Cuts to travel funding threaten students future

Henry Dakota Miller, Guest Columnist

WSC has recently slashed travel funding for both staff and students.

These cuts prevent WSC’s students from presenting research projects at academic conferences. Decisions are made and budgets get cut, but at what cost and who suffers?

At WSC we pride ourselves on coming from working class families. Many of us work 20 to 30 hours a week on top of a full course load just to pay rent and reduce the financial burden on our families. We simply do not have the extra cash to attend conferences from our own pockets.

Here is the blunt truth: most WSC students are not competitive for graduate school without these conferences. Students who do attend such conferences are from wealthy backgrounds and elite colleges, and competitions are the equalizer.

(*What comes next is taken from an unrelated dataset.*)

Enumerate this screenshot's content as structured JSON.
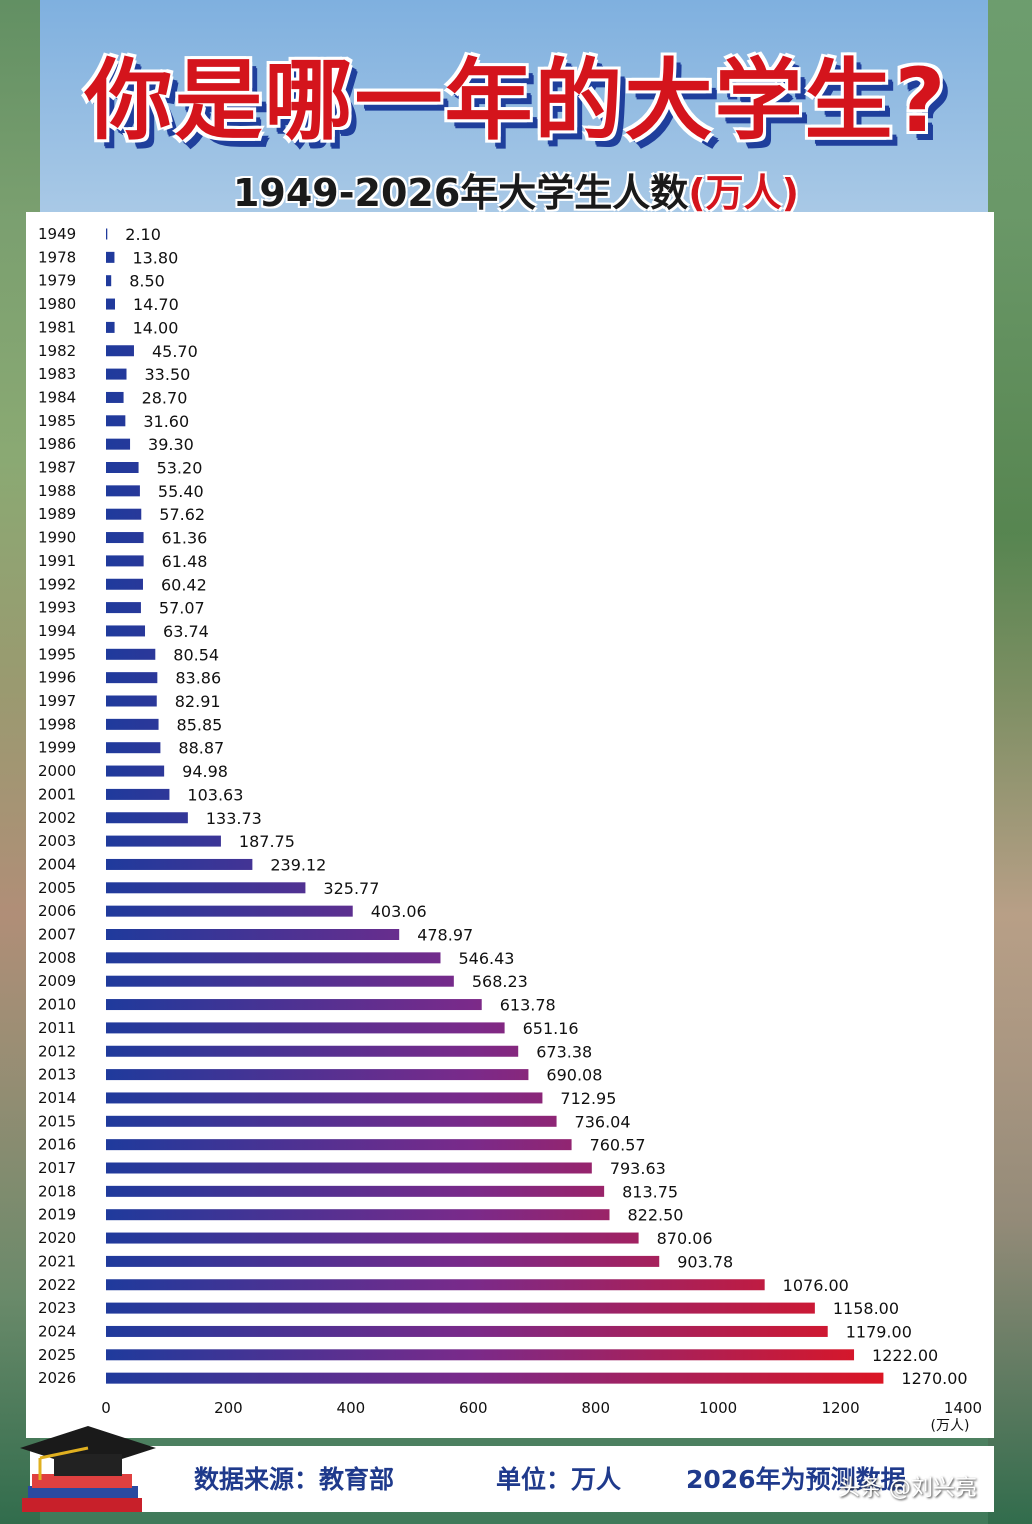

Conferences give our best and brightest students a chance to go head-to-head with the best and brightest from across the country. In the past, we’ve often come out on top.

These academic contests need funding no less than any collegiate
sports team.

As a former college athlete, I know that if we had cut funding for WSC’s track and field team there would be a riot, and without travel, the program would go under.

Academic competitions or conferences are no different.

A cut to travel funding is an assault on our current students’ futures. I’ve heard the old “sacrifices must be made” argument, but I and so many others refuse to sit back and watch an entire generation of WSC students be denied the education they were promised when enrolling in this institution just to build another complex on campus or increase administrators’ salaries, both of which have recently been done or are in process.

Students at WSC don’t want excuses and figures we want results and respect.Funds are tight, I understand, but why not give our students a shot at representing our institution. One of three sentences in WSC’s mission states:

“Offering affordable undergraduate and graduate programs, the College prepares students for careers, advanced study and civic involvement.”

Travel funding is an absolute necessity for working-class students to pursue advanced study; a cut to such funding is a complete contradiction of WSC’s promises to its students.

The students who can most afford conference travel will be fine, but that is simply not our students.

A cut to travel is a dagger in our students’ futures.